Man who freed whale calf escapes fine
The 'hero' in a tinny who freed a whale calf from shark nets on the Gold Coast has avoided a fine over the rescue.
The man, who calls himself Django, was facing fines of up to $26,900 for interfering with shark control nets when he freed the stricken animal on Tuesday morning, after officials took more than two hours to respond.
He escaped a monetary fine as it was his first offence, but was issued with two formal warning notices for entering the exclusion zone around the shark nets off Burleigh Heads and interfering with them.
The Marine Animal Rescue Team (MART) was only minutes away when the man intervened, a fisheries spokesman said in a statement.
"To be clear - this incident could have had a tragic outcome," the spokesman said.
"He put himself in serious danger, as well as potentially injuring the whale, and creating a situation where MART could have been at significant risk trying to rescue a trapped swimmer next to the thrashing whale."
He urged swimmers and boaties to leave rescues to the professionals.
Django was in his boat off Burleigh Heads on Tuesday when he saw the whale in distress.
"I saw the whale and I thought, 'That is pretty cool'. Then I saw he was in the net and I thought, 'That is not cool'," he told reporters on Tuesday.
He took off his shirt and donned swimming fins before diving into the water and freed the baby whale's pectoral fin from the net which was cutting into its flesh.
The community labelled him a hero, but But Queensland Fisheries say the rescue was "reckless and completely unnecessary".

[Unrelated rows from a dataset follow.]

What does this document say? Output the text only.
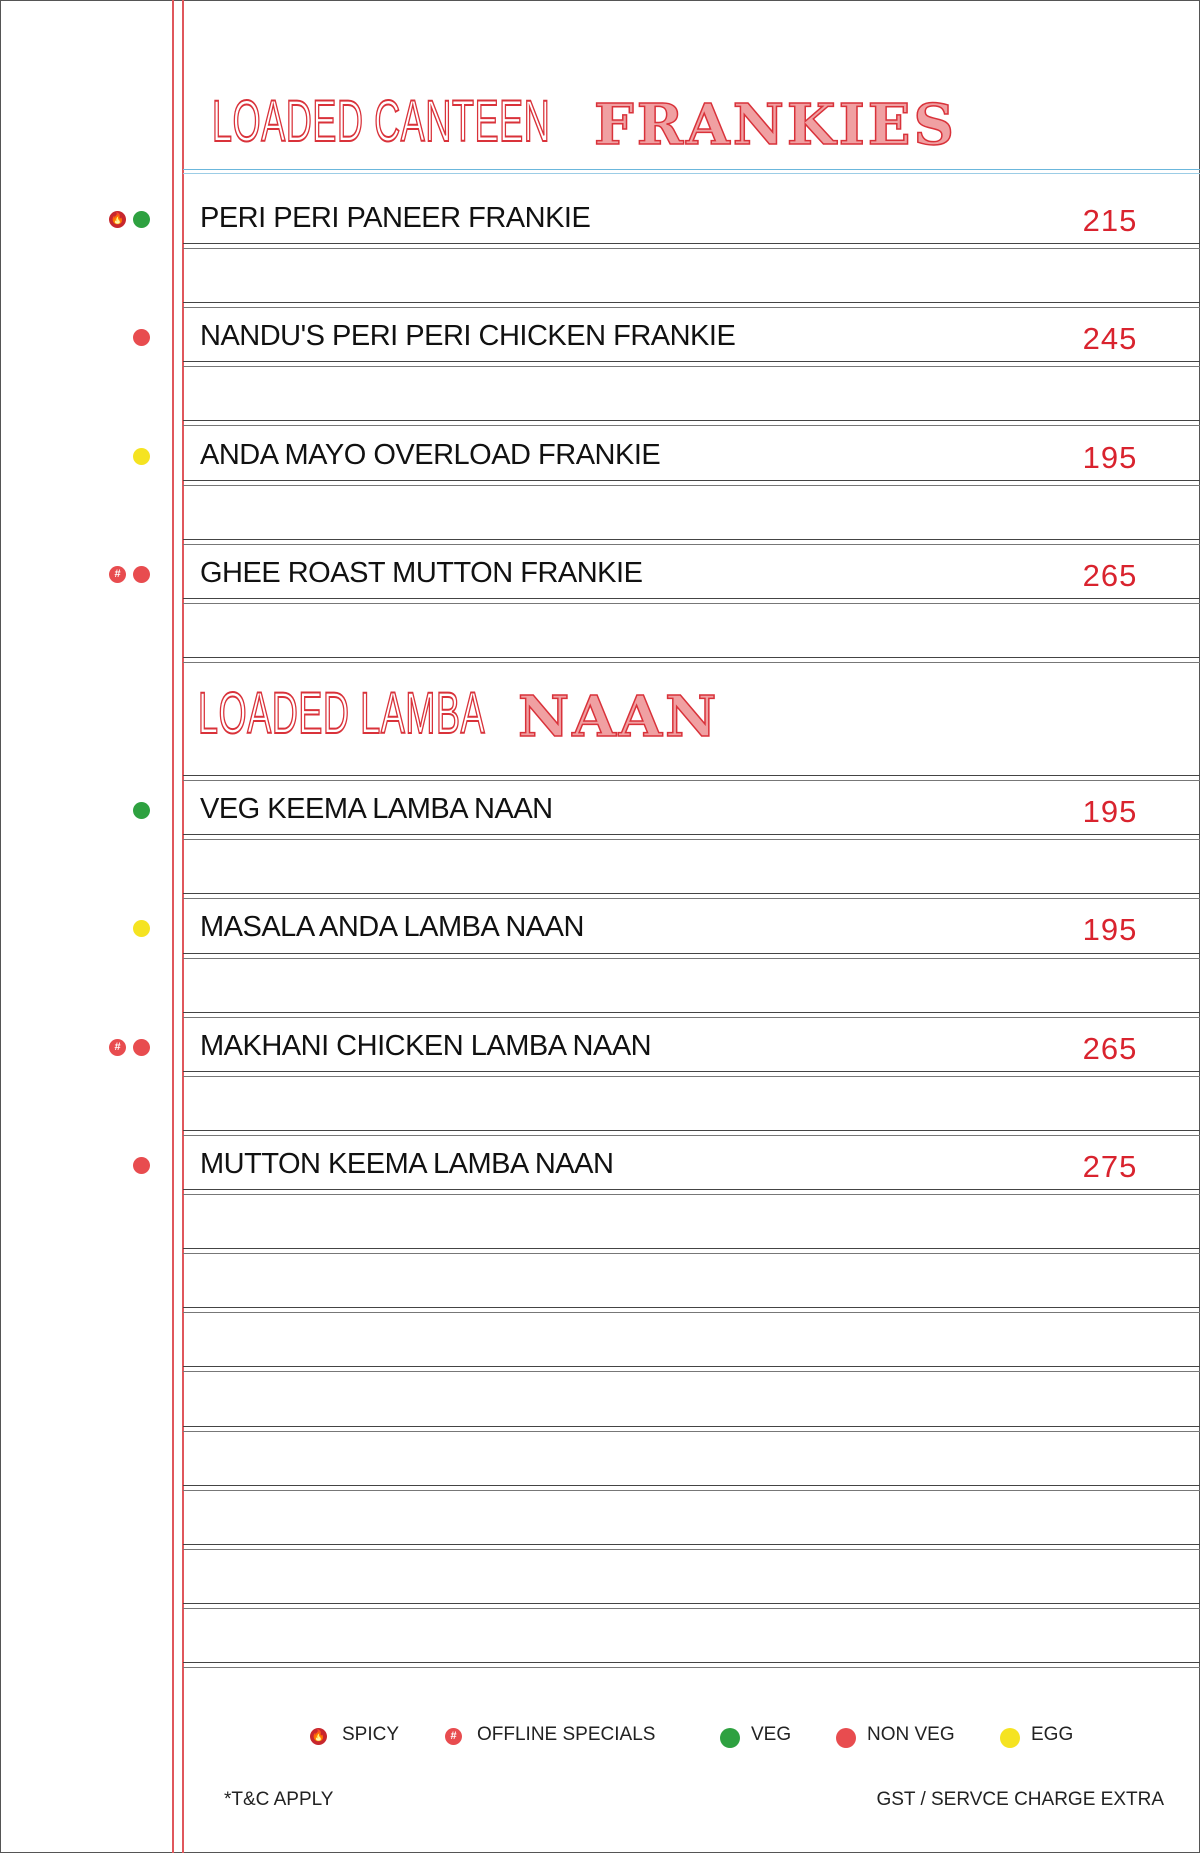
LOADED CANTEEN FRANKIES
LOADED LAMBA NAAN
PERI PERI PANEER FRANKIE	215
🔥
NANDU'S PERI PERI CHICKEN FRANKIE	245
ANDA MAYO OVERLOAD FRANKIE	195
GHEE ROAST MUTTON FRANKIE	265
#
VEG KEEMA LAMBA NAAN	195
MASALA ANDA LAMBA NAAN	195
MAKHANI CHICKEN LAMBA NAAN	265
#
MUTTON KEEMA LAMBA NAAN	275
🔥 SPICY	# OFFLINE SPECIALS	VEG	NON VEG	EGG
*T&C APPLY	GST / SERVCE CHARGE EXTRA
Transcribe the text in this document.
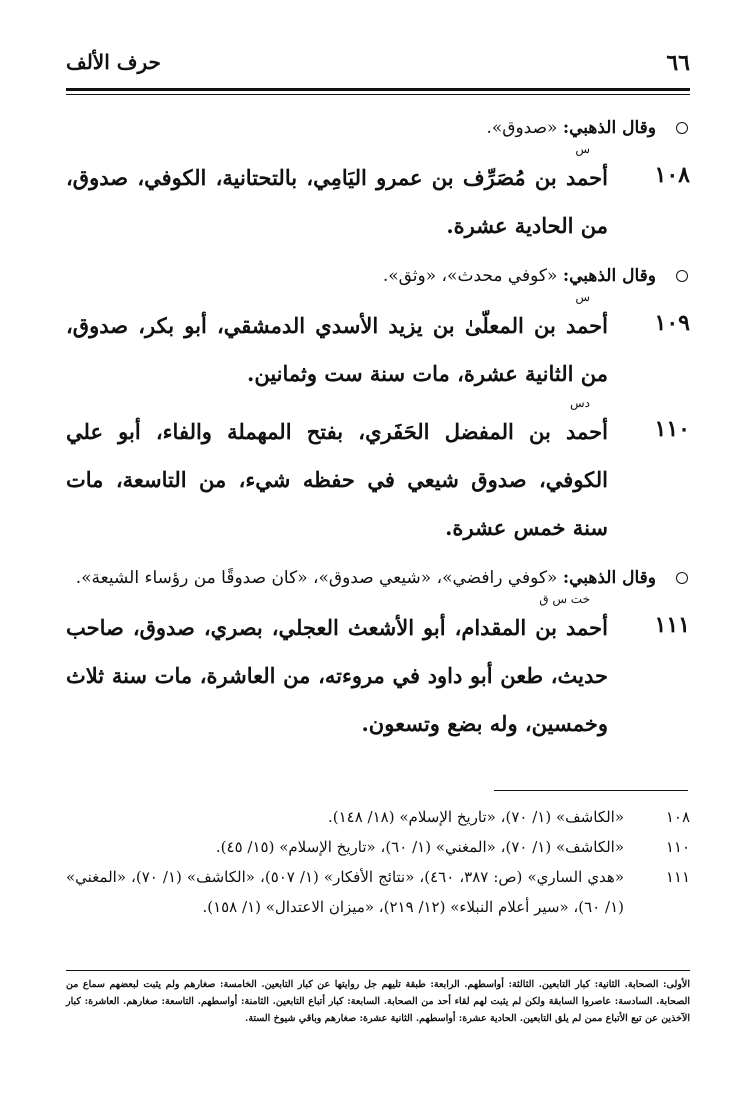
٦٦
حرف الألف
وقال الذهبي: «صدوق».
١٠٨
س
أحمد بن مُصَرِّف بن عمرو اليَامِي، بالتحتانية، الكوفي، صدوق، من الحادية عشرة.
وقال الذهبي: «كوفي محدث»، «وثق».
١٠٩
س
أحمد بن المعلّىٰ بن يزيد الأسدي الدمشقي، أبو بكر، صدوق، من الثانية عشرة، مات سنة ست وثمانين.
١١٠
دس
أحمد بن المفضل الحَفَري، بفتح المهملة والفاء، أبو علي الكوفي، صدوق شيعي في حفظه شيء، من التاسعة، مات سنة خمس عشرة.
وقال الذهبي: «كوفي رافضي»، «شيعي صدوق»، «كان صدوقًا من رؤساء الشيعة».
١١١
خت س ق
أحمد بن المقدام، أبو الأشعث العجلي، بصري، صدوق، صاحب حديث، طعن أبو داود في مروءته، من العاشرة، مات سنة ثلاث وخمسين، وله بضع وتسعون.
١٠٨
«الكاشف» (١/ ٧٠)، «تاريخ الإسلام» (١٨/ ١٤٨).
١١٠
«الكاشف» (١/ ٧٠)، «المغني» (١/ ٦٠)، «تاريخ الإسلام» (١٥/ ٤٥).
١١١
«هدي الساري» (ص: ٣٨٧، ٤٦٠)، «نتائج الأفكار» (١/ ٥٠٧)، «الكاشف» (١/ ٧٠)، «المغني» (١/ ٦٠)، «سير أعلام النبلاء» (١٢/ ٢١٩)، «ميزان الاعتدال» (١/ ١٥٨).
الأولى: الصحابة. الثانية: كبار التابعين. الثالثة: أواسطهم. الرابعة: طبقة تليهم جل روايتها عن كبار التابعين. الخامسة: صغارهم ولم يثبت لبعضهم سماع من الصحابة. السادسة: عاصروا السابقة ولكن لم يثبت لهم لقاء أحد من الصحابة. السابعة: كبار أتباع التابعين. الثامنة: أواسطهم. التاسعة: صغارهم. العاشرة: كبار الآخذين عن تبع الأتباع ممن لم يلق التابعين. الحادية عشرة: أواسطهم. الثانية عشرة: صغارهم وباقي شيوخ الستة.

The incident reignited the controversy surrounding the state government's shark control program.
Six whales became trapped in the state's shark control equipment last year, but all were successfully released.
However, scores of other non-target marine animals are caught in the nets each year, many dying.
Aspects of the program were successfully challenged in court last year by the Humane Society, which argued catching and killing sharks did not reduce the risk of an unprovoked attack.
However, a number of shark nets and drumlines were reintroduced along the Queensland coast in a reported attempt to stem a drop in tourism numbers following a string of attacks, one of which was fatal.